In Re Marriage of Ingram

531 N.E.2d 97, 176 Ill. App. 3d 413, 125 Ill. Dec. 918, 1988 Ill. App. LEXIS 1615
CourtAppellate Court of Illinois
DecidedNovember 15, 1988
Docket5-87-0738
StatusPublished
Cited by19 cases

This text of 531 N.E.2d 97 (In Re Marriage of Ingram) is published on Counsel Stack Legal Research, covering Appellate Court of Illinois primary law. Counsel Stack provides free access to over 12 million legal documents including statutes, case law, regulations, and constitutions.

Bluebook
In Re Marriage of Ingram, 531 N.E.2d 97, 176 Ill. App. 3d 413, 125 Ill. Dec. 918, 1988 Ill. App. LEXIS 1615 (Ill. Ct. App. 1988).

Opinion

JUSTICE LEWIS

delivered the opinion of the court:

Petitioner, Keith Ingram, filed for dissolution of marriage and custody of the parties’ minor child on December 17, 1985, alleging, inter alia, that respondent, Sandra Ingram, had been guilty of adultery during the marriage, that she had left the marital residence, and that she was employed and well able to furnish support for petitioner and the one minor child still living with petitioner. Petitioner requested dissolution of the marriage, a determination of the respective property rights of the parties, custody of the minor child, maintenance for himself, support for the minor child, and payment of attorney fees and costs.

Additionally, petitioner filed a separate motion for temporary custody and a supporting affidavit in which he stated that the one minor child born during the marriage, Jarred Ingram, had resided with petitioner since the child’s birth and continued to reside with petitioner after December 2, 1985, the date upon which respondent left the marital residence. Petitioner further stated that he had been informed and believed that respondent planned to take Jarred and move from the Edgewood, Illinois, area and that she had enrolled Jarred in a school in Tolono, Illinois. Petitioner concluded that the best interests of Jarred would be served if his custody were to be awarded to petitioner. He noted that Jarred was enrolled in school in Mason, Illinois, that his friends and schoolmates resided in the area, and that the respondent maintained an open conjugal relationship with another man and had exposed Jarred to that relationship. Petitioner stated that he had provided the primary care to Jarred during the marriage.

On January 7, 1986, the circuit court entered an order awarding temporary custody of Jarred to petitioner during the pendency of divorce proceedings. Respondent was awarded visitation on weekends.

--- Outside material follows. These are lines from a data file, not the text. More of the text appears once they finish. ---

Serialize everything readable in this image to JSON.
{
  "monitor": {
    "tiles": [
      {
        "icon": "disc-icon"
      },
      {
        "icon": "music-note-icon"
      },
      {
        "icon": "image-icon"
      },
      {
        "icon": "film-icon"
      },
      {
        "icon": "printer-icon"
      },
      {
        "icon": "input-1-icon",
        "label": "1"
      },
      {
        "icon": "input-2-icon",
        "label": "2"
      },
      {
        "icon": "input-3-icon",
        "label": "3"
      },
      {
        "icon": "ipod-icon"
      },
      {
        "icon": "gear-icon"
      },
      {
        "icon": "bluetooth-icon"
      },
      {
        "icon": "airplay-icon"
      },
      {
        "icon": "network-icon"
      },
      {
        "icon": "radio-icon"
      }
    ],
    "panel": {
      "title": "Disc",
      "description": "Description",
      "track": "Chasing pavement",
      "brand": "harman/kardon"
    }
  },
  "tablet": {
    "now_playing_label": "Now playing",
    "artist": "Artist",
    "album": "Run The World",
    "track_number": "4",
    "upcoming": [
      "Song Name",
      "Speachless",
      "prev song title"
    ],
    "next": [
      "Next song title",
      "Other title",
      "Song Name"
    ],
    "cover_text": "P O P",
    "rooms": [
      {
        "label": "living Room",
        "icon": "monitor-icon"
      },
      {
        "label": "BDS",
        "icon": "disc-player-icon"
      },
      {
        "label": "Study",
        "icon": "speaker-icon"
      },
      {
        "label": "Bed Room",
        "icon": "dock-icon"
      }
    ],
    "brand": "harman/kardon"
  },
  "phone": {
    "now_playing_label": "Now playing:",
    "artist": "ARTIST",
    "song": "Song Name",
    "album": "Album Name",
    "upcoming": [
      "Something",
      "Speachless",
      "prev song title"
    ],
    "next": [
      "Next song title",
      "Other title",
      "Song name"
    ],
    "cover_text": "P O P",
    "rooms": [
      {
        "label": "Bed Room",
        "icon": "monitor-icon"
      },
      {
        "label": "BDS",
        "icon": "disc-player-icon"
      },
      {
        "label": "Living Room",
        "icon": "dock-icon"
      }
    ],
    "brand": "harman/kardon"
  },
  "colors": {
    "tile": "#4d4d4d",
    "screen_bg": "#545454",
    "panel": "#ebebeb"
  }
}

Respondent, on January 28, 1986, filed a response to the petition for dissolution and a counterclaim wherein she charged petitioner with acts of extreme and repeated mental cruelty. She acknowledged that Jarred was born during the marriage, on September 4, 1979, and stated that she was a fit and proper person to have sole custody of Jarred. She claimed that she had insufficient income and assets with which to support herself and Jarred and alleged that petitioner had sufficient income with which to contribute to her support and that of Jarred. Respondent requested a judgment of dissolution of marriage, sole custody of Jarred, maintenance, child support, an assignment of her nonmarital property to her, and an apportionment of marital property and obligations.

Petitioner filed a response to respondent’s counterclaim on February 18, 1986. On April 10, 1986, he filed a motion for an order of protection in which he alleged that respondent and' a male friend had physically and verbally abused and threatened him in the presence of Jarred. According to petitioner, respondent told him to drop the “custody thing” or he would never see Jarred again. Petitioner requested that respondent and her agents be ordered to refrain from striking, threatening or harassing petitioner, or interfering with the personal liberty of petitioner and Jarred. Further, petitioner requested that respondent be prohibited from removing the child from the jurisdiction or concealing him from petitioner. Finally, petitioner sought payment of court costs and his attorney fees.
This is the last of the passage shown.